Of course, you still need some specialists—QA testing professionals who have specific industry expertise, knowledge of different testing techniques, understanding of modern technology trends or applications such as, and proficiency in particular testing tools. But you can get those skills by developing them within your team of generalists or by supplementing with a few additional hires, contractors, or temporary workers.

When needed, you can also bring in a specialized testing service provider with a team that's skilled in specific areas. When you have a talented and dedicated group of testers, you can count on cross-training, support, knowledge transfer, and sharing of experience between your full-time staffers and contractors, helping your team grow and develop new skills.

Use partners to supplement industry expertise and domain knowledge

You'll still need specialists if you work in a highly specialized industry, such as telecom or healthcare, and need to carry out a large-scale QA project. When I led IT testing at T-Mobile USA, my team faced a mega-testing project that required a temporary, fourfold increase in the QA team. I supplemented our in-house QA personnel with resources from a testing services provider, Amdocs, that had the specialized industry expertise I needed.

When you are trying to quickly ramp up to validate over a hundred interconnected applications, it makes a huge difference when your testers understand the details behind provisioning a new customer, creating a billing report, or running batch processes behind the scenes to analyze usage data. The testing services provider I chose offered a team of testers who were all seasoned telecom QA professionals. We completed the project ahead of schedule, and the specialized industry knowledge provided by our testing partner was critical to making this mega-testing effort successful.

Bring on testers who already have expertise in your tool suite

During a project I led during my time at FICO, my team was asked to performance test a large number of applications that had come together as a result of several acquisitions. 

Because of the sheer complexity of the system, which served customers across several continents, we invested in performance test automation and hired one senior performance engineer with in-depth knowledge of the commercial performance testing tool suite we were using. Not only did this approach prove successful, but that one expert taught other technical testers how to use the new tools, and helped us establish a FICO performance and automation testing center of excellence that was successfully leveraged effectively across business units

Resist the urge to hire too many specialists

Even though today’s application environment is increasingly diverse and technologically advanced, it's absolutely critical to resist the urge to hire a team of narrowly specialized testers. Instead, assess the strength and skills of the testers you already have, focus on developing skills beyond technical and specific application knowledge, and look for other ways to help your team grow.
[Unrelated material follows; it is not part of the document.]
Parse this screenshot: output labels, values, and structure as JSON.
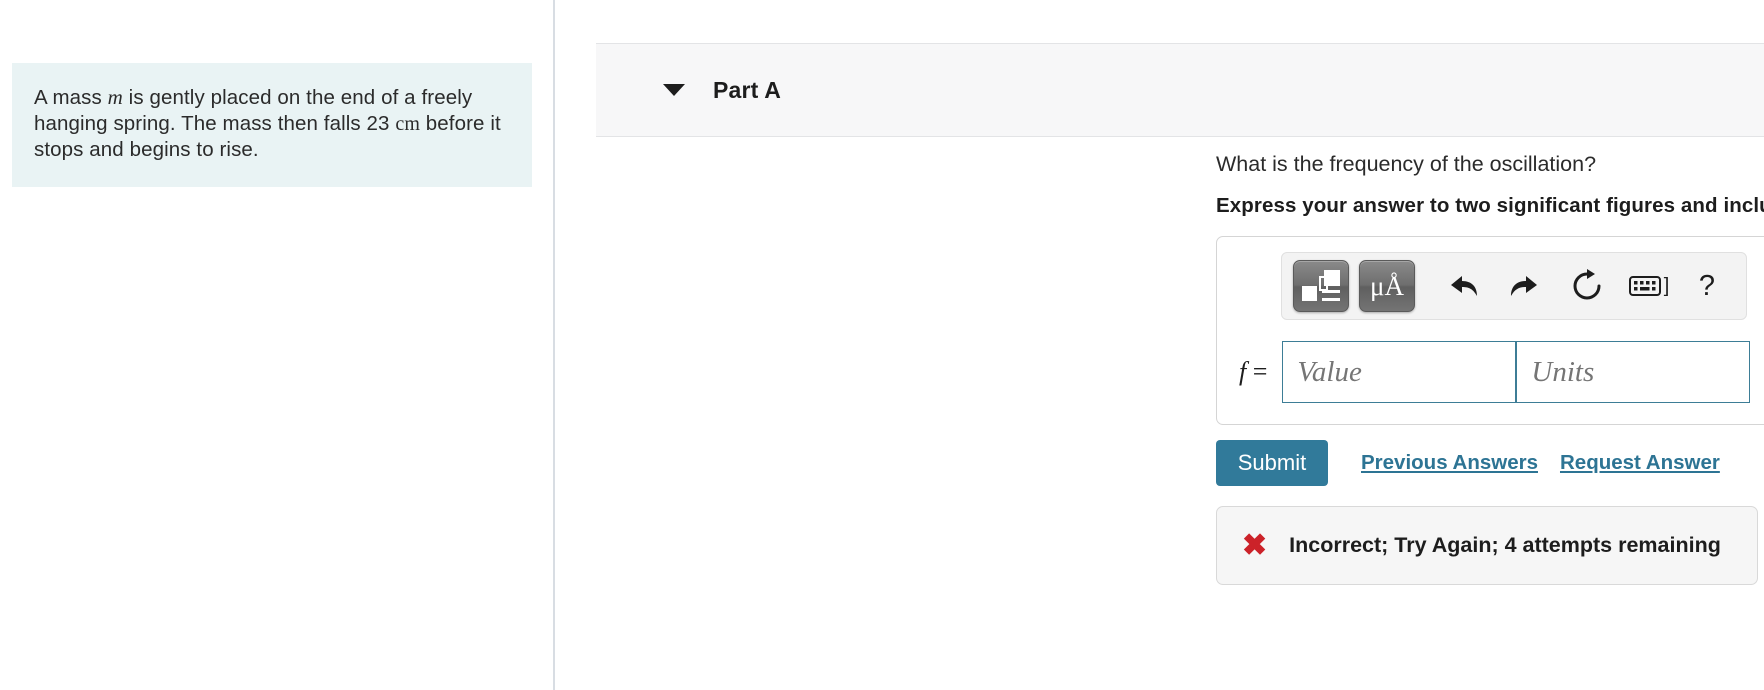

A good generalist has a broader perspective, understands your business, and can develop expertise in specific technology platforms, such as cloud-based applications or the use of a specific set of commercial testing tools. Someone who's an expert in, say, SAP administration, may have the narrow expertise you're looking for at the moment, but lack a deep understanding of testing fundamentals and business context for the industry in which you operate. Ultimately, it may be much wiser to train your testing generalists if you have an ongoing need for the specialized domain knowledge while supplementing with the temporary resources you need to complete a given project.

Finally, identify areas where you need specialized skills that need to come from the outside and determine the best way to acquire those skills. With the right focus, you can build an unbeatable team capable of facing any QA challenge.

That's my tried-and-true strategy. What's yours? Do you hire specialists, or rely on outsourcing? Can you find the domain and industry expertise you need from third parties, or are you developing it in-house? I look forward to hearing what's worked for you.